No livro Rubem Alves e Moacyr Scliar – conversam sobre o corpo e a alma. Uma abordagem médico-literária” (SaberesEditora), publicado em 2011, Scliar faz a seguinte observação:
“Fui descobrindo vários interesses na área; por exemplo, a história da medicina e da saúde pública. Sempre li muito para saber como pensavam os médicos do passado, sobretudo aqueles que enfrentavam doenças endêmicas e epidêmicas”.
De fato, uma parte de seus livros relata passagens da história, mostrando que o médico escritor, também se tornou um historiador. Alguns livros são só história pura, outros são mesclados de componente educativo com que o autor busca auxiliar o leitor a preservar a sua saúde.
Há um artigo publicado em ZH e transcrito para o livro “Território da Emoção”, 2013 (Cia. das Letras), que cita medidas que protegem contra o Alzheimer.
Já o livro “Do Mágico ao Social” cujo subtítulo é “Trajetória da Saúde Pública”, é história. Na primeira página refere que o Faraó Ramsés V teve varíola e a tuberculose foi diagnosticada em esqueletos de índios pré- colombianos. No capítulo das “Previsões”, fala do surgimento de novas vacinas e:
“Que será possível evitar ou tratar doenças hereditárias ou congênitas, que hoje matam crianças nos primeiros meses ou anos de vida …”
Em um artigo publicado em “Médicos (Pr)escrevem”, ao analisar as razões da legibilidade da letra de médico vai fundo no coração da profissão.
“Os velhos doutores sabem que a luta contra a doença não se apoia em certeza, mas, sim, em tentativas: dans la medicine comme dans l’amour, ni jamais, ni toujurs, diziam os respeitados clínicos franceses: na medicina e no amor, ‘sempre’ e ‘nunca’ são palavras proibidas. Daí a dúvida, daí a ansiedade da dúvida, da qual o doutor se livra pela escrita rápida. E pouco legível”.

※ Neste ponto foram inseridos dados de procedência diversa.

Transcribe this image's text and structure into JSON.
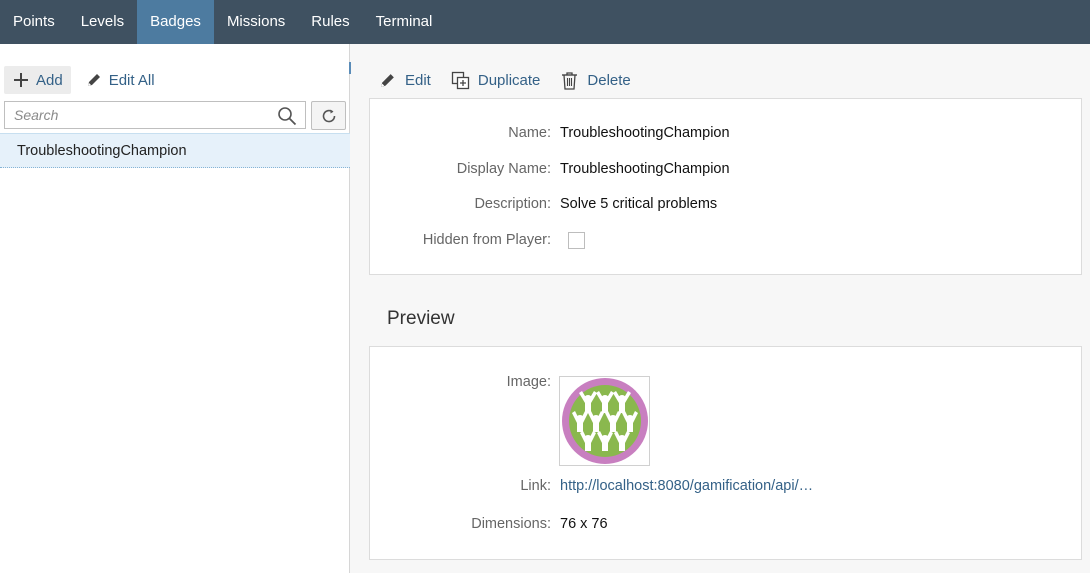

Escritor, historiador, romancista, professor, sanitarista, Doutor são tantos os títulos que não se pode esquecer que em momento algum Scliar deixou de lado o viés clínico. A formação recebida em 6 anos de faculdade depois foi aprimorada no exercício da medicina clínica. Flávio Kanter, no artigo “Dr. Miqui”, retratou bem a visão dos pacientes sobre o médico Scliar. Os companheiros de trabalho, ao longo de muitos anos, puderam observar, e mais do que isso, nas vezes em que precisaram de um bom clínico, e recorreram a ele, encontraram no colega um amigo e um médico na acepção da palavra.
Dr. Mico nos deixou quase 50 anos depois de formado. Tinha sido orador da turma de 1962. Um discurso polêmico, que abordava desde as tradicionais referências aos parentes, amigos, esposas e esposos, colegas, professores e formandos até as grandes mazelas da humanidade. Ao término do discurso instava aos colegas:
“Prossigamos juntos, colegas. Hoje, é dia da formatura, quando o Brasil nos chama para o caminho da medicina honesta e realizadora, nós podemos responder, como tanta vezes o fizemos no curso médico: Estamos presentes”.
* Médico e político brasileiro, formado em 1968 pela então Faculdade Católica de Medicina de Porto Alegre, atualmente Universidade Federal de Ciências da Saúde de Porto Alegre. Foi por duas vezes secretário da saúde e do meio-ambiente do estado do Rio Grande do Sul e ocupou cargos no INPS e BRDE.